Expression of fungal acetyl xylan esterase in Arabidopsis thaliana improves saccharification of stem lignocellulose

Summary Cell wall hemicelluloses and pectins are O‐ acetylated at specific positions, but the significance of these substitutions is poorly understood. Using a transgenic approach, we investigated how reducing the extent of O ‐acetylation in xylan affects cell wall chemistry, plant performance and the recalcitrance of lignocellulose to saccharification. The Aspergillus niger acetyl xylan esterase An AXE 1 was expressed in Arabidopsis under the control of either the constitutively expressed 35S CAMV promoter or a woody‐tissue‐specific GT 43B aspen promoter, and the protein was targeted to the apoplast by its native signal peptide, resulting in elevated acetyl esterase activity in soluble and wall‐bound protein extracts and reduced xylan acetylation.
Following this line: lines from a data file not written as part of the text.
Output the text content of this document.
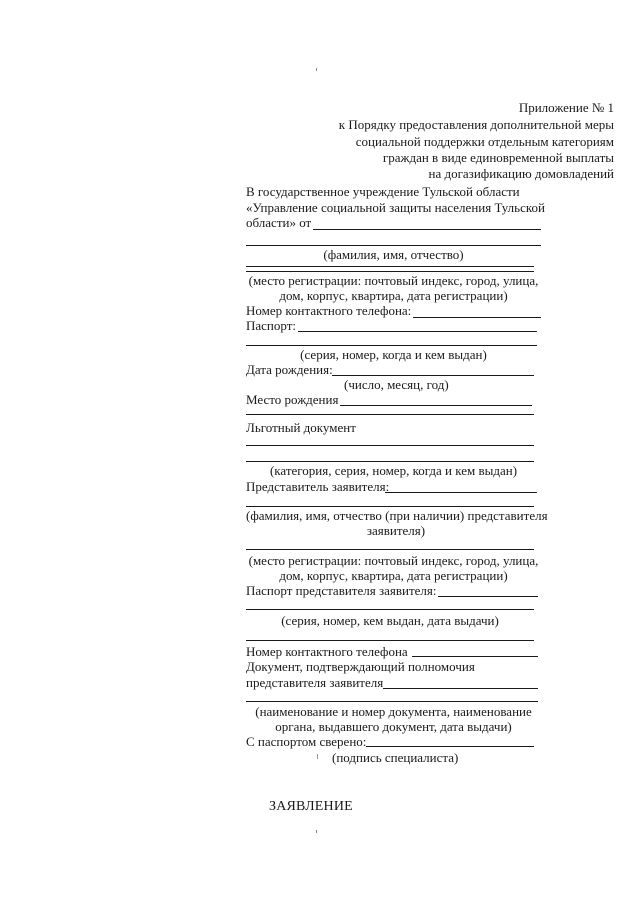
Приложение № 1
к Порядку предоставления дополнительной меры
социальной поддержки отдельным категориям
граждан в виде единовременной выплаты
на догазификацию домовладений
В государственное учреждение Тульской области
«Управление социальной защиты населения Тульской
области» от
(фамилия, имя, отчество)
(место регистрации: почтовый индекс, город, улица,
дом, корпус, квартира, дата регистрации)
Номер контактного телефона:
Паспорт:
(серия, номер, когда и кем выдан)
Дата рождения:
(число, месяц, год)
Место рождения
Льготный документ
(категория, серия, номер, когда и кем выдан)
Представитель заявителя:
(фамилия, имя, отчество (при наличии) представителя
заявителя)
(место регистрации: почтовый индекс, город, улица,
дом, корпус, квартира, дата регистрации)
Паспорт представителя заявителя:
(серия, номер, кем выдан, дата выдачи)
Номер контактного телефона
Документ, подтверждающий полномочия
представителя заявителя
(наименование и номер документа, наименование
органа, выдавшего документ, дата выдачи)
С паспортом сверено:
(подпись специалиста)
ЗАЯВЛЕНИЕ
No significant alterations in cell wall composition were observed in the transgenic lines, but their xylans were more easily digested by a β‐1,4‐endoxylanase, and more readily extracted by hot water, acids or alkali. Enzymatic saccharification of lignocellulose after hot water and alkali pretreatments produced up to 20% more reducing sugars in several lines. Fermentation by Trametes versicolor of tissue hydrolysates from the line with a 30% reduction in acetyl content yielded ~70% more ethanol compared with wild type. Plants expressing 35S:An AXE 1 and pGT 43B:An AXE 1 developed normally and showed increased resistance to the biotrophic pathogen Hyaloperonospora arabidopsidis , probably due to constitutive activation of defence pathways. However, unintended changes in xyloglucan and pectin acetylation were only observed in 35S:An AXE 1‐ expressing plants. This study demonstrates that postsynthetic xylan deacetylation in woody tissues is a promising strategy for optimizing lignocellulosic biomass for biofuel production.